What Will We Lose to Win?

What Will We Lose to Win? January 14, 2017

2012 Badminton
Winning by Losing

Sometimes, losing is the best strategy for winning.  And ethics be damned.  Radiolab, a podcast I recommend, has happily remediated me on the matter of the Chinese-Korean badminton match in the 2012 OIympic Games in London, which both teams tried very hard, shamefully hard, to lose.

Here’s one look at the ‘competition’ in which the boos and jeers of the crowd are evident.  Here’s a briefer version in which the broadcast commentators let the so-called athletes have it.

The Radiolab commentary considers the ethics of sport, and puts forward a theory that I understand. If a badminton team’s goal is winning an Olympic medal, and if that goal is best served by losing a particular match, then a team is not necessarily undermining the spirit of genuine competition that Olympic athletes take an honest-to-goodness oath to sustain.  The deliberate loss is simply a piece of a bigger, competitive strategy for winning.

I understand that reasoning.

The justifications of the lose-lose strategy rest on the medal.  When the facing teams are both trying to win a medal, and, hence, when both are trying to lose to the other team so as to improve the chance of a winning a medal, the awesome farce that ensues is, itself, a kind of authentic, cutthroat competition.

I understand that reasoning.  I just don’t accept it.

In the pleasant, late-eighties movie Midnight Run, bounty hunter Robert DeNiro undertakes to deliver Charles Grodin to the West Coast in time to collect a bounty large enough to facilitate getting out of the bounty business, altogether.  Desperate to escape the death at the hands of gangsters that awaits him in California, Grodin spends the movie alternating between appeals to DeNiro’s moral compass and appeals to his financial interests.  In the end, DeNiro gets Grodin to Los Angeles in time, and turns Grodin loose, anyway.  Free, finally, to run, Grodin offers DeNiro $300,000 in cash that Grodin just happens to be wearing.

“It’s not a bribe,” Grodin says. “You already let me go.”

The awards that follow competition surely must follow competition.  The ethics of sport that would condemn intentional losing are rooted in the sense that the playing is the most important thing.  In the arena of play, human beings encounter each other, engage each other as fellow human beings, and acknowledge each other as beings of human value.  The competition, itself, is a way of declaring to everyone—participants and observers—that humanity in its every manifestation is great and grand.  Identity, integrity, basic human goodness, are implicated in the way in which we exhibit respect for ourselves and for each other in the arena of play.
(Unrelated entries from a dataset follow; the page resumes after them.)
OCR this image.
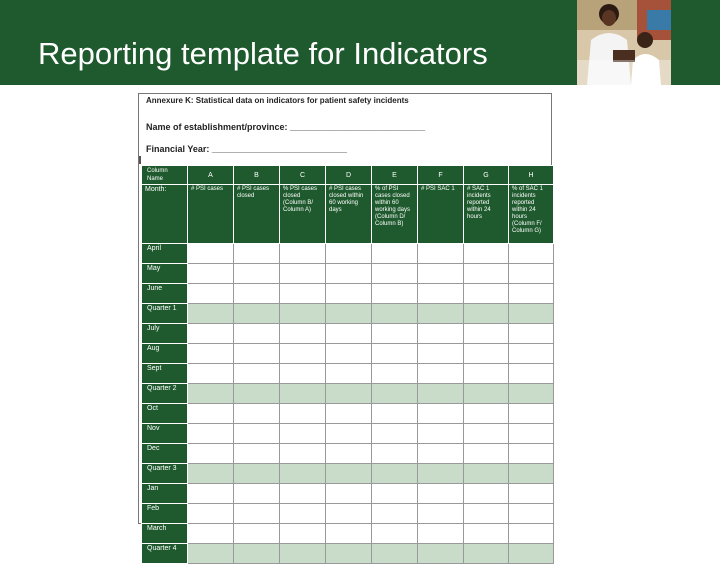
Reporting template for Indicators
Annexure K: Statistical data on indicators for patient safety incidents
Name of establishment/province: ___________________________
Financial Year: ___________________________
Column Name	A	B	C	D	E	F	G	H
Month:	# PSI cases	# PSI cases closed	% PSI cases closed (Column B/ Column A)	# PSI cases closed within 60 working days	% of PSI cases closed within 60 working days (Column D/ Column B)	# PSI SAC 1	# SAC 1 incidents reported within 24 hours	% of SAC 1 incidents reported within 24 hours (Column F/ Column G)
April								
May								
June								
Quarter 1								
July								
Aug								
Sept								
Quarter 2								
Oct								
Nov								
Dec								
Quarter 3								
Jan								
Feb								
March								
Quarter 4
That kind of thing deserves a medal.

But when the medal itself is the object, when the medal becomes an integral part of the competition, the medal supplants humanity as the thing of value.  The medal dehumanizes competitors, makes them into means for each other, and, thus, provides a lock-tight rationale for doing everything, anything, for the medal’s sake.

Consequently, medals turn out not only Simone Bileses and Usain Bolts, but also Lance Armstrongs and Rosie Ruizes.

The wrongness of intentionally losing in order to win has implications far beyond sport.

In politics, it’s the interest in medalling that has propelled a sack of trash to the Offal Office.  It’s the interest in a medal—the mansion above, the celestial crown—that charges religion with so much hatred and ugliness.

When heaven is the object, when heaven becomes an integral part of the play of living, it erases the humanity of all the people who are playing, and gives us a reason to treat each other as the means whereby we can claim our reward.  When a heavenly reward is the ultimate goal, we can strategize our behavior and justify a little sin.*  When the reward is the aim, those people, over there, on the other side of the net, are not real people whose irreducible value demands respect and deserves love that we can manifest only by forthright contact.  They are, instead—the athletes, the officials, the spectators, our family, friends, neighbors and strangers—only objects on which to place our feet.

That’s the disgrace of the China-Korea badminton disaster.  That’s the explanation of the boos and whistles in the London arena.  That more-or-less incidental athletic competition helps us see what we so hate about cheaters, or, if we must, what we so hate about folks who seem determined to ‘game the system’.

We boo and jeer the attempt to cheapen human identity in pursuit of some piece of metal.  Where playing can show us the infinite worth of human identity, each such gaming-of-the-system, in sport, religion, politics, and in life, dehumanizes everyone, reducing the value of humanity to the extent to which it wins.

———

* We can, for instance, accept a $120,000/year stipend for pastoral service while enjoining the penniless to tithe their meager means at a full tenth.  The promise of a heavenly medal reduces the humanity of the penniless to the means by which a $120,000/year stipend can be paid.  We can also tutor missionaries abroad in the art of evading customs and immigration officials, because, after all, such officials aren’t fellow humans, but obstacles to circumvent on the way to generating the numbers that merit a reward.